I haven’t seen any discussions on this here - but found Self-host Zulip and it’s basically an on-prem discord/slack that’s open-source and free under 10 users (for mobile notifications only - can have unlimited users). I’ve been using it on my proxmox server on an ubuntu LXC with main use case as my n8n message dump for a few months (native tool in n8n) and been enjoying it. They even have an iOS app which is nice.
How so? I don’t fully understand the difference - not being snarky.
Mobile notifications for organizations with up to 10 users is what’s free, technically you can have more than 10 users for free - you’ll just have to pay for mobile notifications beyond that.
You can self-host Zulip, and the self-hosted version is “100% open-source software” per Zulip’s own site. Zulip+1
Zulip’s commercial offering (Zulip Cloud) is separate from the open-source software: you don’t need to pay to run the open-source version, but there are paid plans for hosting, support, and services like mobile push notifications. The Zulip Blog
There’s your problem AI is dumb, be smart and use your own brain.
TLDR: Open Source never put an artificial restriction on usage. If the company limits the use of mobile notifications to 10 users, that’s an artificial restriction, therefore it’s not Open Source.

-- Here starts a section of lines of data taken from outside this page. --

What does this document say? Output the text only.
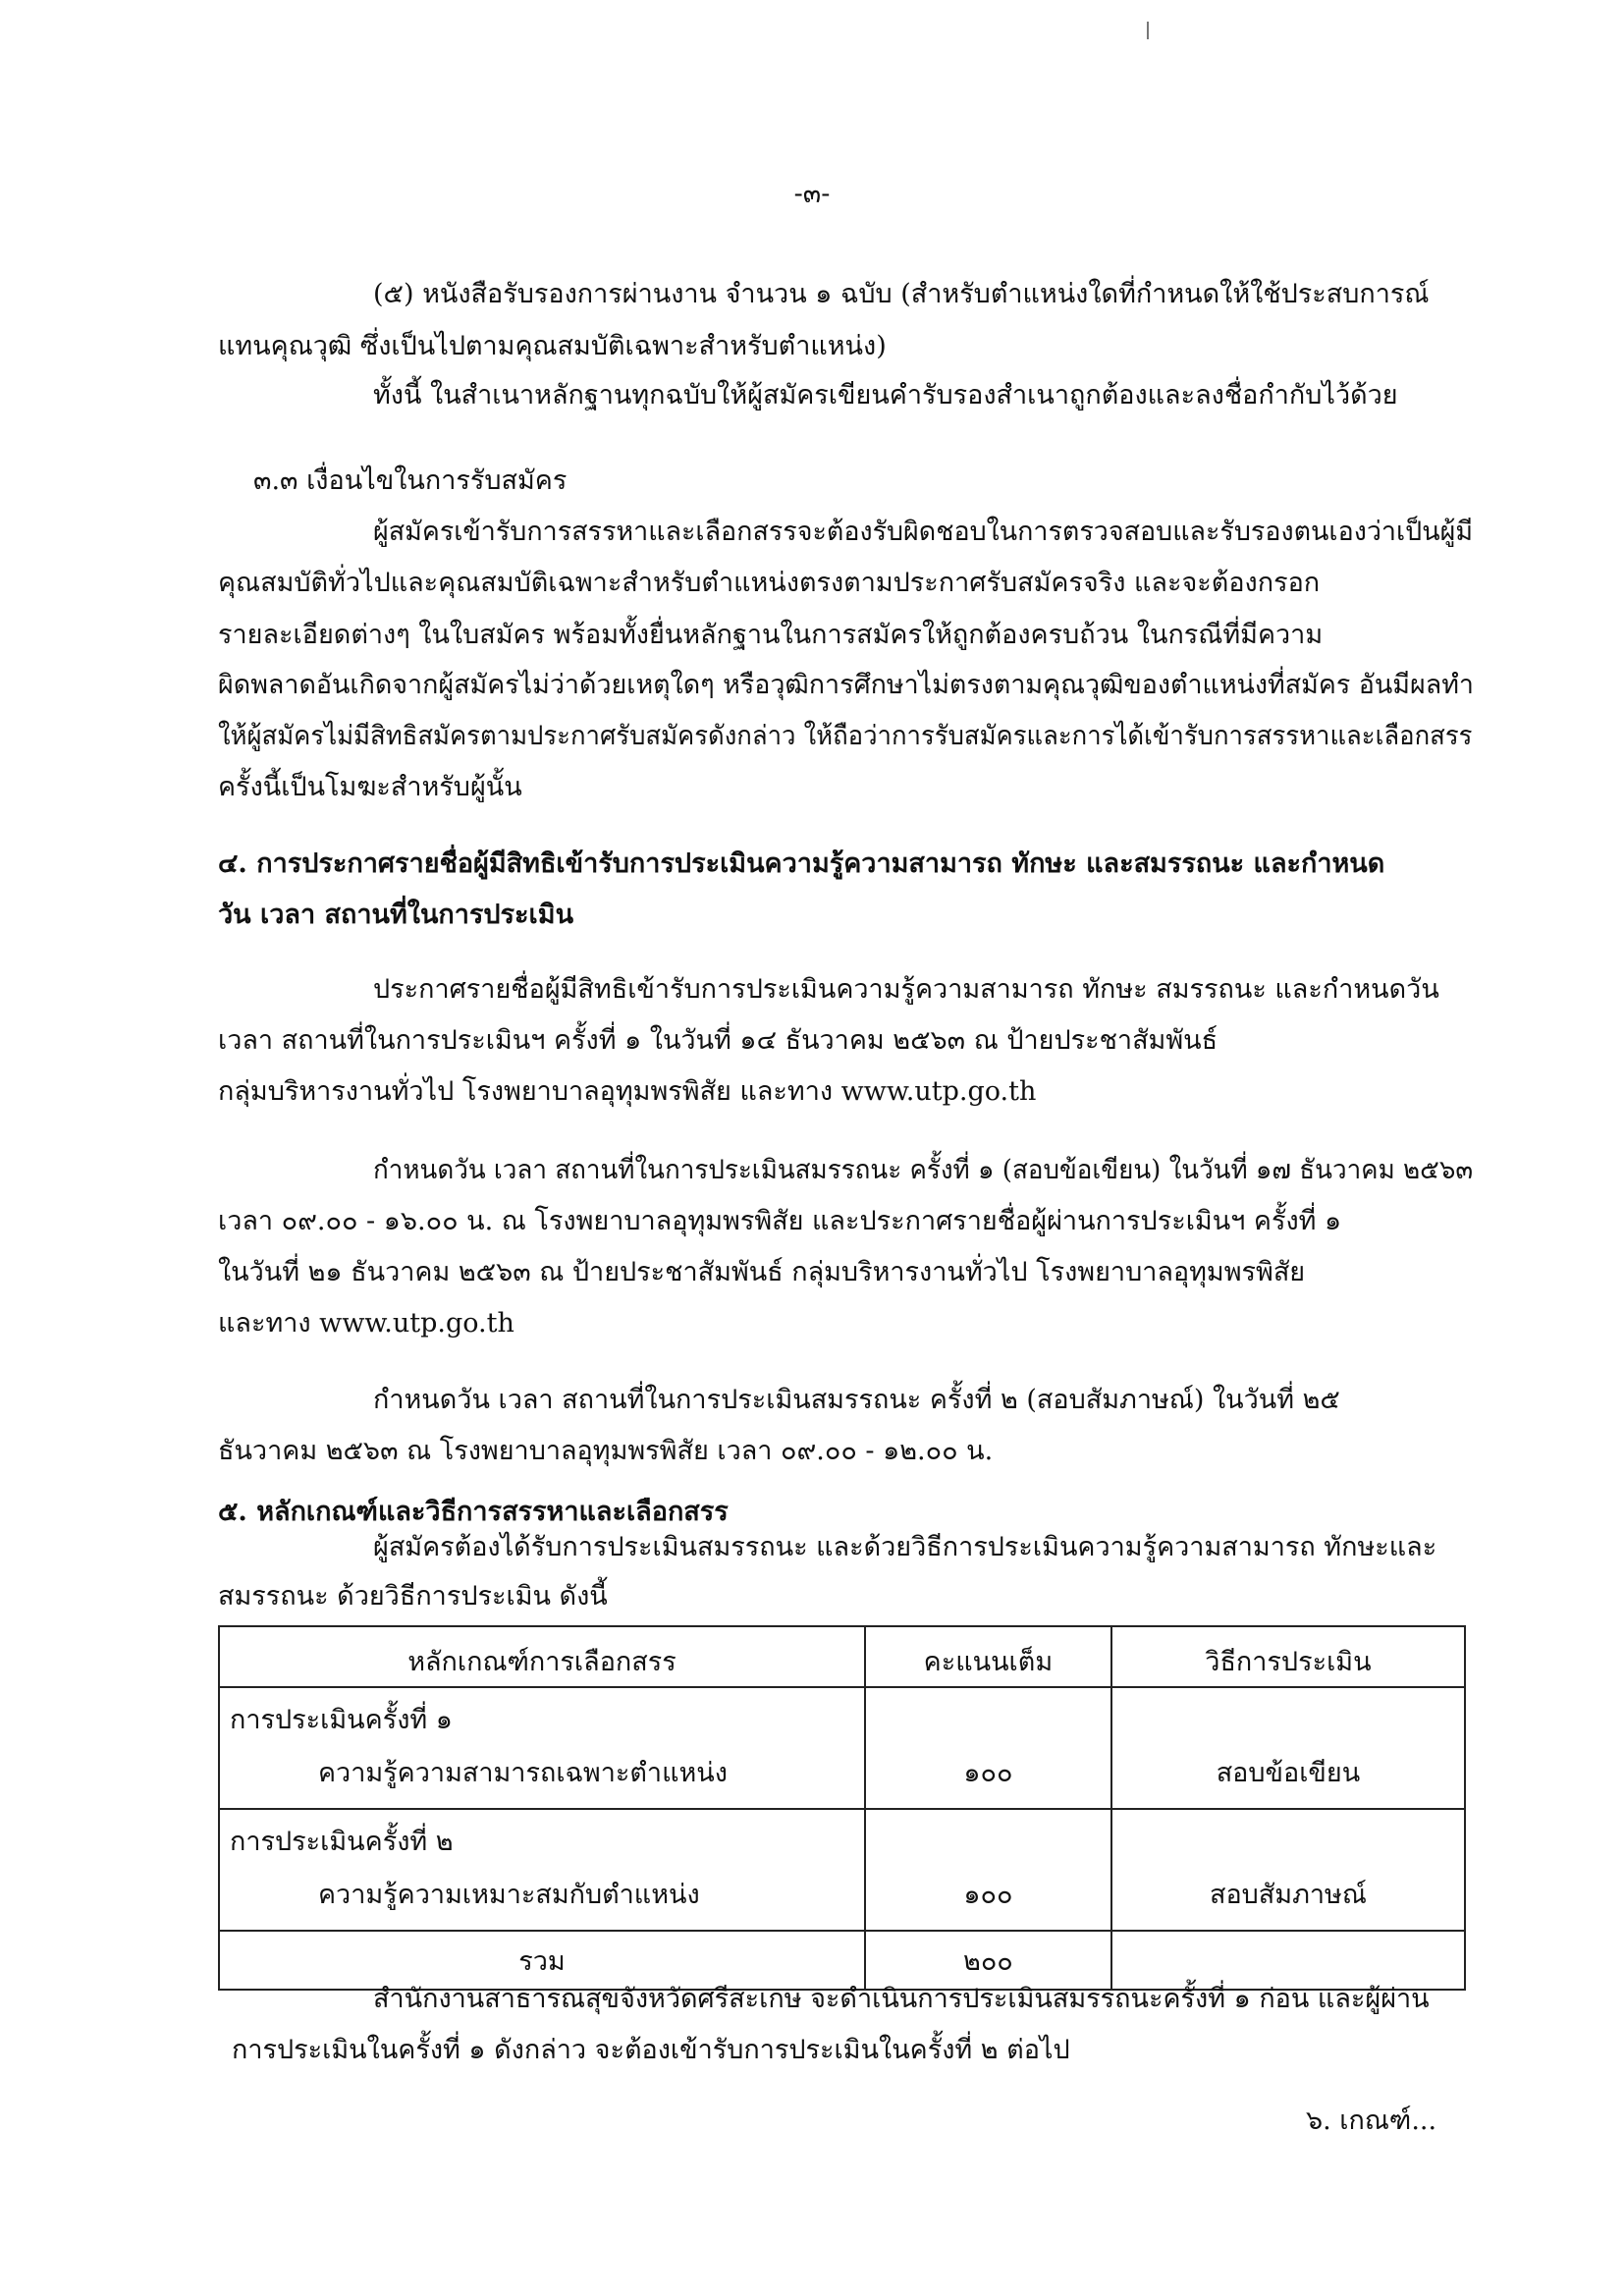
-๓-
(๕) หนังสือรับรองการผ่านงาน จำนวน ๑ ฉบับ (สำหรับตำแหน่งใดที่กำหนดให้ใช้ประสบการณ์
แทนคุณวุฒิ ซึ่งเป็นไปตามคุณสมบัติเฉพาะสำหรับตำแหน่ง)
ทั้งนี้ ในสำเนาหลักฐานทุกฉบับให้ผู้สมัครเขียนคำรับรองสำเนาถูกต้องและลงชื่อกำกับไว้ด้วย
๓.๓ เงื่อนไขในการรับสมัคร
ผู้สมัครเข้ารับการสรรหาและเลือกสรรจะต้องรับผิดชอบในการตรวจสอบและรับรองตนเองว่าเป็นผู้มี
คุณสมบัติทั่วไปและคุณสมบัติเฉพาะสำหรับตำแหน่งตรงตามประกาศรับสมัครจริง และจะต้องกรอก
รายละเอียดต่างๆ ในใบสมัคร พร้อมทั้งยื่นหลักฐานในการสมัครให้ถูกต้องครบถ้วน ในกรณีที่มีความ
ผิดพลาดอันเกิดจากผู้สมัครไม่ว่าด้วยเหตุใดๆ หรือวุฒิการศึกษาไม่ตรงตามคุณวุฒิของตำแหน่งที่สมัคร อันมีผลทำ
ให้ผู้สมัครไม่มีสิทธิสมัครตามประกาศรับสมัครดังกล่าว ให้ถือว่าการรับสมัครและการได้เข้ารับการสรรหาและเลือกสรร
ครั้งนี้เป็นโมฆะสำหรับผู้นั้น
๔. การประกาศรายชื่อผู้มีสิทธิเข้ารับการประเมินความรู้ความสามารถ ทักษะ และสมรรถนะ และกำหนด
วัน เวลา สถานที่ในการประเมิน
ประกาศรายชื่อผู้มีสิทธิเข้ารับการประเมินความรู้ความสามารถ ทักษะ สมรรถนะ และกำหนดวัน
เวลา สถานที่ในการประเมินฯ ครั้งที่ ๑ ในวันที่ ๑๔ ธันวาคม ๒๕๖๓ ณ ป้ายประชาสัมพันธ์
กลุ่มบริหารงานทั่วไป โรงพยาบาลอุทุมพรพิสัย และทาง www.utp.go.th
กำหนดวัน เวลา สถานที่ในการประเมินสมรรถนะ ครั้งที่ ๑ (สอบข้อเขียน) ในวันที่ ๑๗ ธันวาคม ๒๕๖๓
เวลา ๐๙.๐๐ - ๑๖.๐๐ น. ณ โรงพยาบาลอุทุมพรพิสัย และประกาศรายชื่อผู้ผ่านการประเมินฯ ครั้งที่ ๑
ในวันที่ ๒๑ ธันวาคม ๒๕๖๓ ณ ป้ายประชาสัมพันธ์ กลุ่มบริหารงานทั่วไป โรงพยาบาลอุทุมพรพิสัย
และทาง www.utp.go.th
กำหนดวัน เวลา สถานที่ในการประเมินสมรรถนะ ครั้งที่ ๒ (สอบสัมภาษณ์) ในวันที่ ๒๕
ธันวาคม ๒๕๖๓ ณ โรงพยาบาลอุทุมพรพิสัย เวลา ๐๙.๐๐ - ๑๒.๐๐ น.
๕. หลักเกณฑ์และวิธีการสรรหาและเลือกสรร
ผู้สมัครต้องได้รับการประเมินสมรรถนะ และด้วยวิธีการประเมินความรู้ความสามารถ ทักษะและ
สมรรถนะ ด้วยวิธีการประเมิน ดังนี้
หลักเกณฑ์การเลือกสรร	คะแนนเต็ม	วิธีการประเมิน

การประเมินครั้งที่ ๑
ความรู้ความสามารถเฉพาะตำแหน่ง	๑๐๐	สอบข้อเขียน

การประเมินครั้งที่ ๒
ความรู้ความเหมาะสมกับตำแหน่ง	๑๐๐	สอบสัมภาษณ์

รวม	๒๐๐	
สำนักงานสาธารณสุขจังหวัดศรีสะเกษ จะดำเนินการประเมินสมรรถนะครั้งที่ ๑ ก่อน และผู้ผ่าน
การประเมินในครั้งที่ ๑ ดังกล่าว จะต้องเข้ารับการประเมินในครั้งที่ ๒ ต่อไป
๖. เกณฑ์...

My dumb brain says that the software is Open Source as in the code is freely available and open for anyone to use, modify, and distribute.
Your point is that they have a restriction on the feature for mobile notifications, and can’t be open-source if there are limitations on how the software is used. I think that restriction is in place because they developed it to use their cloud relay’s for Mobile push, and that’s not free for them to host.
Personally I’ve disabled notifications for my deployment as I simply don’t need / want that, so a moot point (for me).
I’d imagine someone could clone the code and rewrite the mobile push to use their own relay for push notifications if they wanted to (since it’s open source software )
Both Google’s and Apple’s push notification services have a security model that does not support mutually untrusted self-hosted servers sending push notifications to the same app. In particular, when an app is published to their respective app stores, one must compile into the app a secret corresponding to the server that will be able to publish push notifications for the app. This means that it is impossible for a single app in their stores to receive push notifications from multiple, mutually untrusted, servers.
Zulip’s solution to this problem is to provide a central push notification forwarding service, which allows registered Zulip servers to send push notifications to the Zulip app indirectly (through the forwarding service).
The Server is indeed open source, you can fork it and come up with a better way of implementing the push service. But open source does not mean you can force some one to host a service for free.
That’s great clarification @mietzen - in Dutch_Master’s defense I hadn’t specified the mobile notification only limitation when I originally posted (I’ve since edited) and I’m guessing he just saw ‘10 user limit’ and presumed it meant a user limit cap in general.